If approved, the mayor’s proposal would shift about $9,500 in annual payments from the Pike Plan property owners to the city’s tax base at large.
“The Pike Plan tax was put on [the property owners] kind of unfairly,” said Noble last week. “It’s public infrastructure and it’s easily within the means of the city budget to absorb those costs.”
The Pike Plan — named for its designer, architect John Pike — was conceived and built in the mid-70s when Kingston’s Uptown Business District was struggling to compete with new indoor shopping centers outside of city limits. The system of porticos covers sidewalks along Wall and North Front Streets in the heart of the Stockade District. Since its inception, upkeep and maintenance costs of the Pike Plan has been paid by property owners via a special assessment based on how much of their property’s frontage is covered by the portico. Costs included electricity for the canopy’s lighting and sound system, sidewalk cleaning and an occasional fresh coat of paint.

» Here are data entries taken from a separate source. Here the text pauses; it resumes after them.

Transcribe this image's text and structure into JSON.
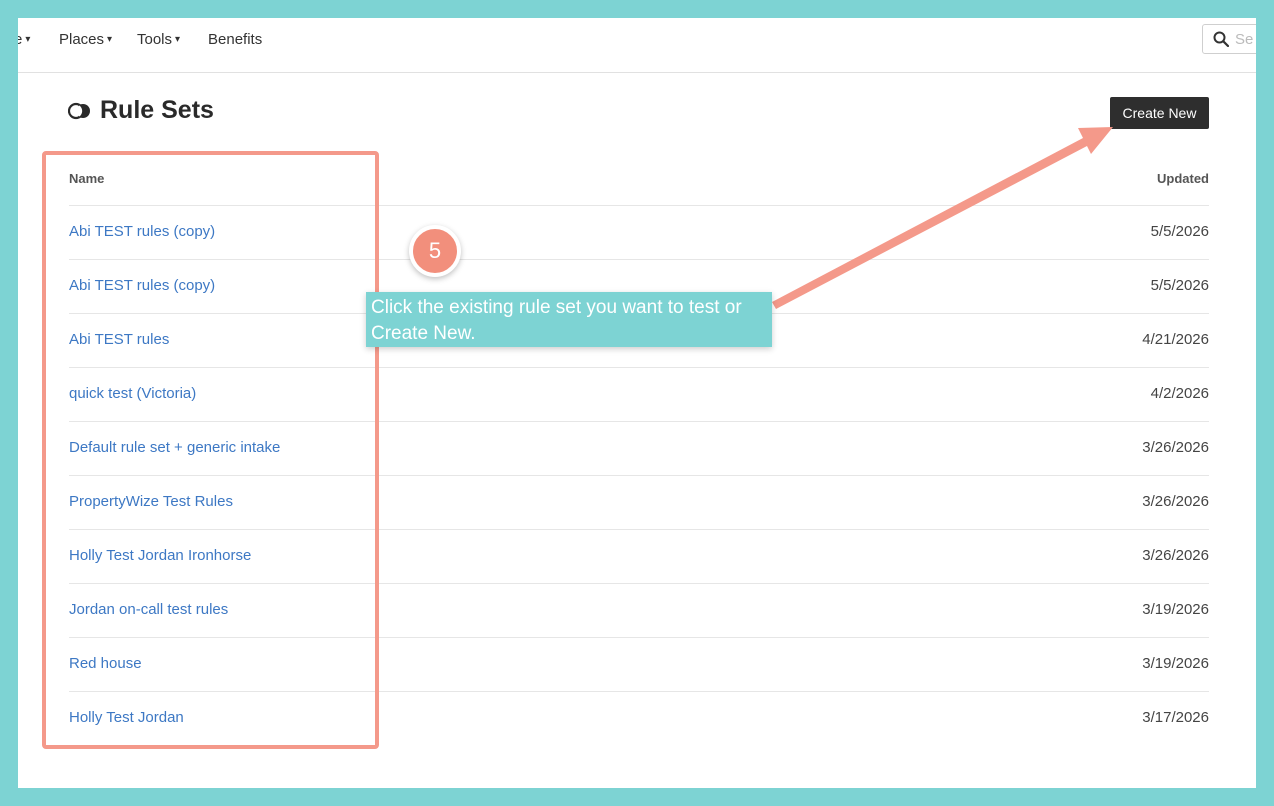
{
  "nav": {
    "items": [
      {
        "label": "e",
        "caret": "▾"
      },
      {
        "label": "Places",
        "caret": "▾"
      },
      {
        "label": "Tools",
        "caret": "▾"
      },
      {
        "label": "Benefits",
        "caret": ""
      }
    ],
    "search_placeholder": "Se"
  },
  "page": {
    "title": "Rule Sets",
    "create_button": "Create New"
  },
  "table": {
    "headers": {
      "name": "Name",
      "updated": "Updated"
    },
    "rows": [
      {
        "name": "Abi TEST rules (copy)",
        "updated": "5/5/2026"
      },
      {
        "name": "Abi TEST rules (copy)",
        "updated": "5/5/2026"
      },
      {
        "name": "Abi TEST rules",
        "updated": "4/21/2026"
      },
      {
        "name": "quick test (Victoria)",
        "updated": "4/2/2026"
      },
      {
        "name": "Default rule set + generic intake",
        "updated": "3/26/2026"
      },
      {
        "name": "PropertyWize Test Rules",
        "updated": "3/26/2026"
      },
      {
        "name": "Holly Test Jordan Ironhorse",
        "updated": "3/26/2026"
      },
      {
        "name": "Jordan on-call test rules",
        "updated": "3/19/2026"
      },
      {
        "name": "Red house",
        "updated": "3/19/2026"
      },
      {
        "name": "Holly Test Jordan",
        "updated": "3/17/2026"
      }
    ]
  },
  "annotation": {
    "step": "5",
    "text": "Click the existing rule set you want to test or Create New.",
    "colors": {
      "highlight": "#f4998a",
      "tooltip": "#7dd3d3",
      "step": "#f28f7c"
    }
  }
}
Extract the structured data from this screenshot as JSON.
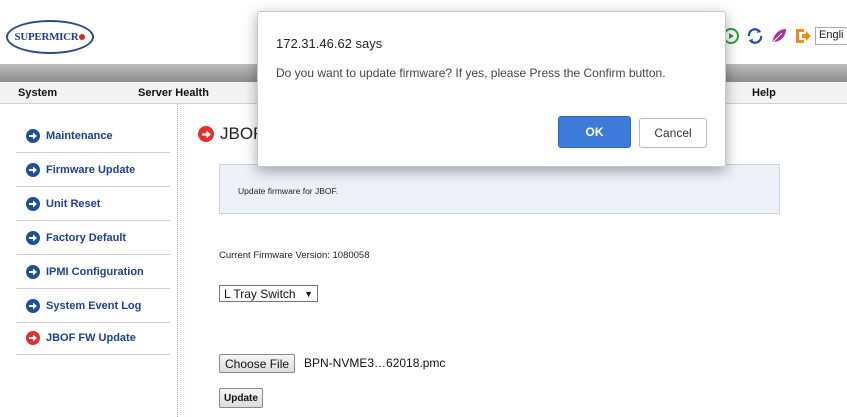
{
  "header": {
    "logo_text": "SUPERMICR",
    "language": "Engli",
    "icons": [
      "refresh-green-icon",
      "sync-icon",
      "leaf-icon",
      "logout-icon"
    ]
  },
  "nav": {
    "items": [
      "System",
      "Server Health",
      "Help"
    ]
  },
  "sidebar": {
    "items": [
      {
        "label": "Maintenance"
      },
      {
        "label": "Firmware Update"
      },
      {
        "label": "Unit Reset"
      },
      {
        "label": "Factory Default"
      },
      {
        "label": "IPMI Configuration"
      },
      {
        "label": "System Event Log"
      },
      {
        "label": "JBOF FW Update"
      }
    ],
    "active_index": 6
  },
  "main": {
    "title": "JBOF",
    "info_text": "Update firmware for JBOF.",
    "firmware_version_label": "Current Firmware Version: 1080058",
    "tray_select_value": "L Tray Switch",
    "choose_file_label": "Choose File",
    "file_name": "BPN-NVME3…62018.pmc",
    "update_label": "Update"
  },
  "dialog": {
    "title": "172.31.46.62 says",
    "message": "Do you want to update firmware? If yes, please Press the Confirm button.",
    "ok_label": "OK",
    "cancel_label": "Cancel"
  },
  "colors": {
    "accent_blue": "#1d3f8f",
    "active_red": "#e0312d",
    "ok_button": "#3c7bd8"
  }
}
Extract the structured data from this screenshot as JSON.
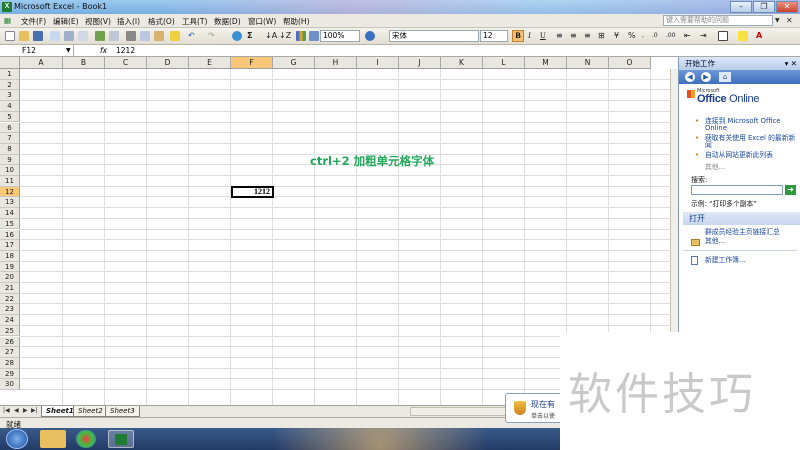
{
  "window": {
    "title": "Microsoft Excel - Book1"
  },
  "menu": {
    "items": [
      "文件(F)",
      "编辑(E)",
      "视图(V)",
      "插入(I)",
      "格式(O)",
      "工具(T)",
      "数据(D)",
      "窗口(W)",
      "帮助(H)"
    ],
    "help_placeholder": "键入需要帮助的问题"
  },
  "toolbar": {
    "zoom": "100%",
    "font": "宋体",
    "font_size": "12",
    "bold": "B",
    "italic": "I",
    "underline": "U"
  },
  "formula_bar": {
    "name_box": "F12",
    "fx": "fx",
    "value": "1212"
  },
  "grid": {
    "columns": [
      "A",
      "B",
      "C",
      "D",
      "E",
      "F",
      "G",
      "H",
      "I",
      "J",
      "K",
      "L",
      "M",
      "N",
      "O"
    ],
    "rows": [
      "1",
      "2",
      "3",
      "4",
      "5",
      "6",
      "7",
      "8",
      "9",
      "10",
      "11",
      "12",
      "13",
      "14",
      "15",
      "16",
      "17",
      "18",
      "19",
      "20",
      "21",
      "22",
      "23",
      "24",
      "25",
      "26",
      "27",
      "28",
      "29",
      "30"
    ],
    "selected_column": "F",
    "selected_row": "12",
    "active_cell_value": "1212"
  },
  "annotation": {
    "text": "ctrl+2   加粗单元格字体",
    "color": "#21a85a"
  },
  "task_pane": {
    "title": "开始工作",
    "logo_small": "Microsoft",
    "logo_main": "Office",
    "logo_online": "Online",
    "links": [
      "连接到 Microsoft Office Online",
      "获取有关使用 Excel 的最新新闻",
      "自动从网站更新此列表"
    ],
    "other": "其他...",
    "search_label": "搜索:",
    "example": "示例:  “打印多个副本”",
    "open_section": "打开",
    "open_items": [
      "群成员经验主页链接汇总",
      "其他..."
    ],
    "new_workbook": "新建工作簿..."
  },
  "sheets": {
    "tabs": [
      "Sheet1",
      "Sheet2",
      "Sheet3"
    ],
    "active": "Sheet1"
  },
  "status": {
    "text": "就绪"
  },
  "notification": {
    "title": "现在有",
    "subtitle": "单击以使"
  },
  "watermark": {
    "text": "软件技巧"
  }
}
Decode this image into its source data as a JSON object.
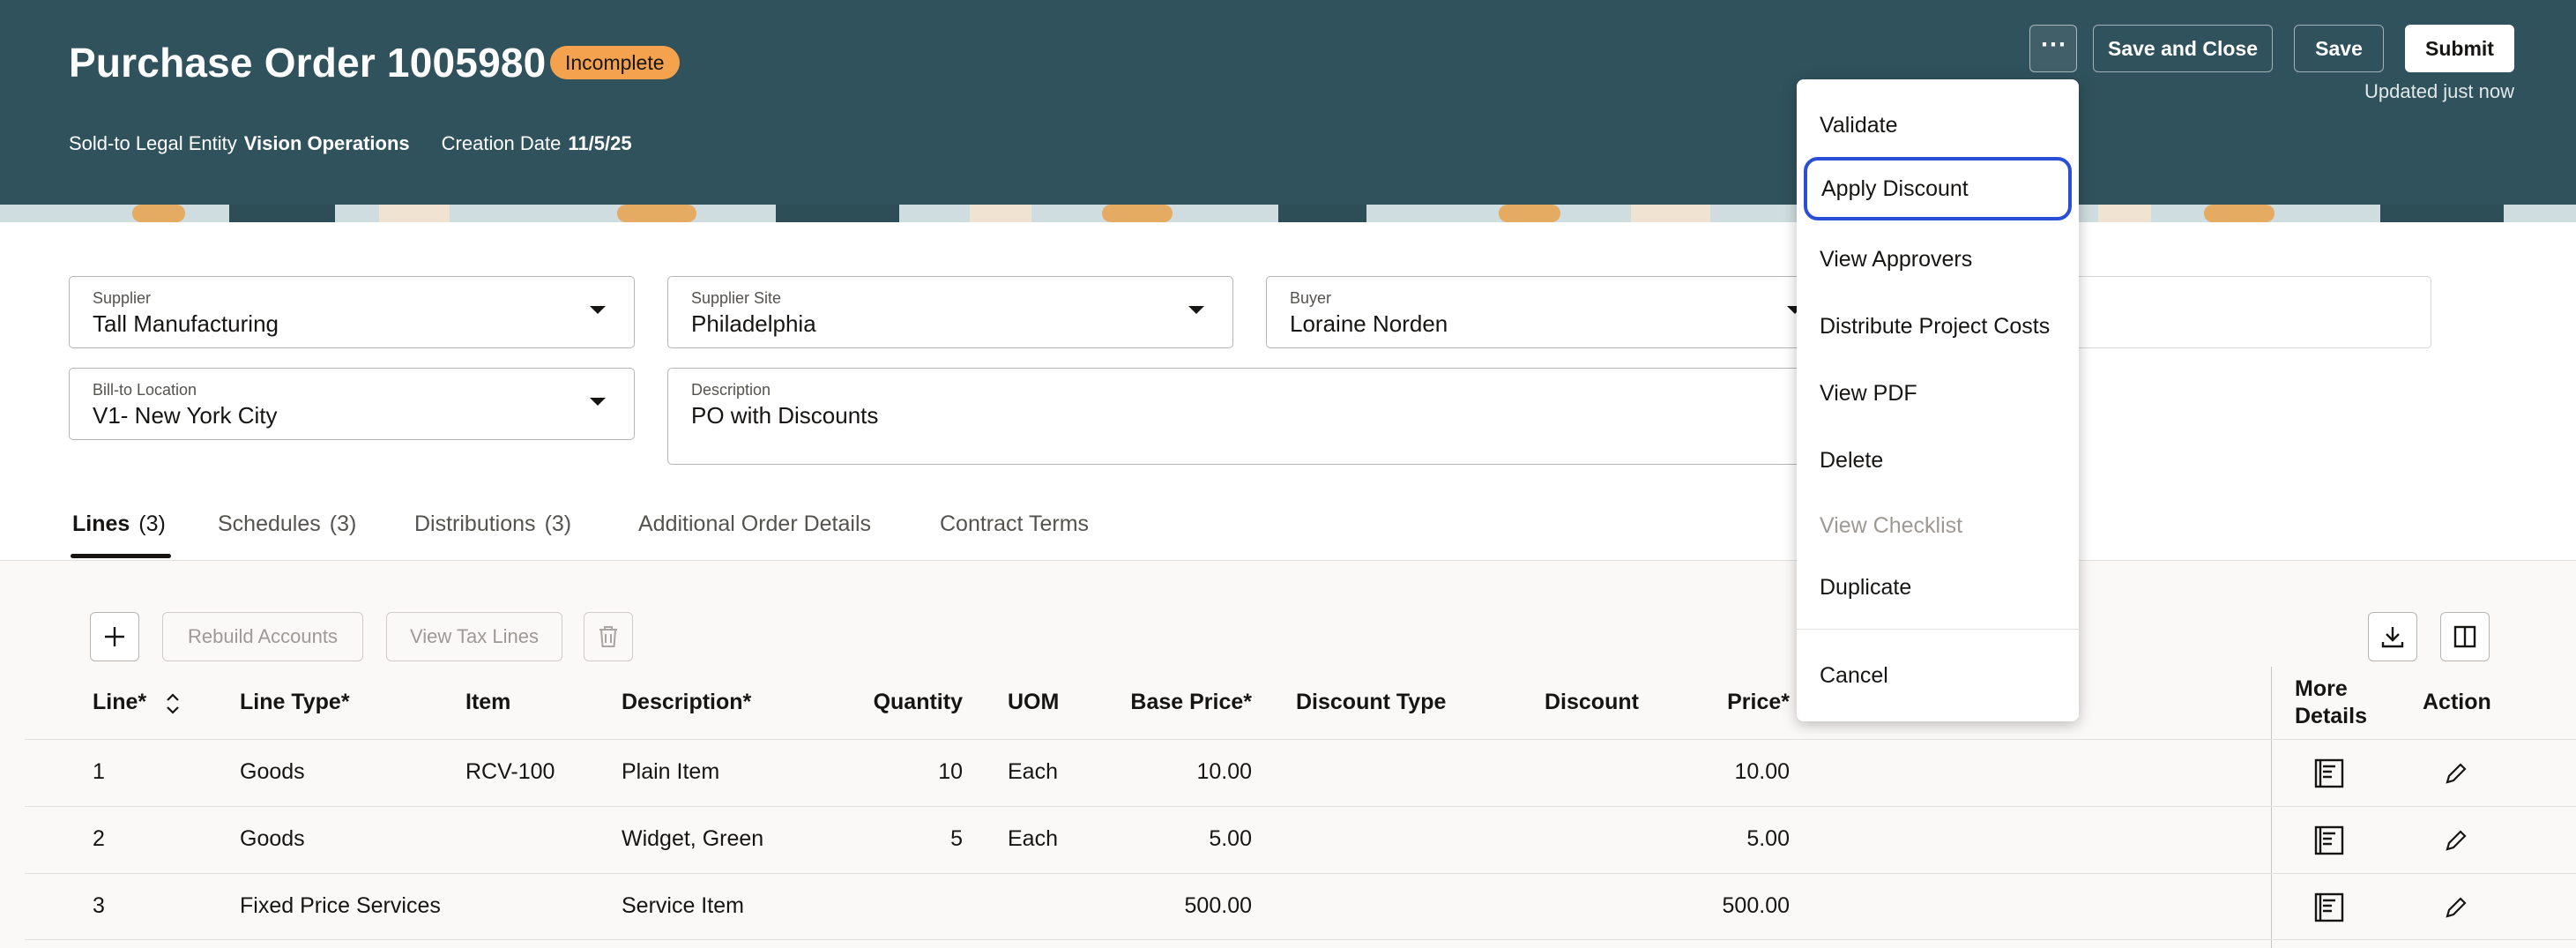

But those costs rose in 2006 when the Pike Plan commission voted to authorize a $100,000 bond to pay for a feasibility study and design work for a major overhaul. The bond, and the subsequent redesign effort funded by $1.4 million in state and federal grants, sparked controversy among many Pike Plan property owners. At the time the bond was authorized, the commission was controlled by appointees of then-mayor James Sottile. (The makeup of the commission has since been revamped to give Pike Plan property owners a controlling stake). Meanwhile a significant number, if not an outright majority, of property owners on the hook for the payments opposed the refurbishment project and pushed to have the decrepit portico torn down instead.
The renovation project in 2011 was beset by delays and other problems. More than a decade after the first bond was approved, the city remains mired in litigation over flaws in design and workmanship that many property owners say made drainage and other issues with the original canopy even worse.
Under Sottile’s successor, former mayor Shayne Gallo, the city took over maintenance and electricity costs for the Pike Plan. But the city continued to levy the special assessment on property owners to pay down the 2006 bond. The impacted property owners collectively paid $9,851 in 2015 and $9,321 last year. As of now, $49,000 remains on the bond. Noble said that the city would assume the remainder of the bond.
“I have no idea why that $100,000 bond was ever levied in the first place,” said Noble. “But I think the city has a responsibility to pay it off.”
Noble’s proposal also calls for eliminating the Pike Plan Commission. With the refurbishment plan complete and the city taking over the last costs associated with the canopy, the commission was no longer necessary, said the mayor. Noble added that the Kingston Uptown Business Association had emerged in recent years as a strong voice for Uptown merchants and property owners, including those with Pike Plan properties.
“The need for a Pike Plan commission has dwindled,” said Noble. “We can barely get people to show up to the meetings, much less serve on it.”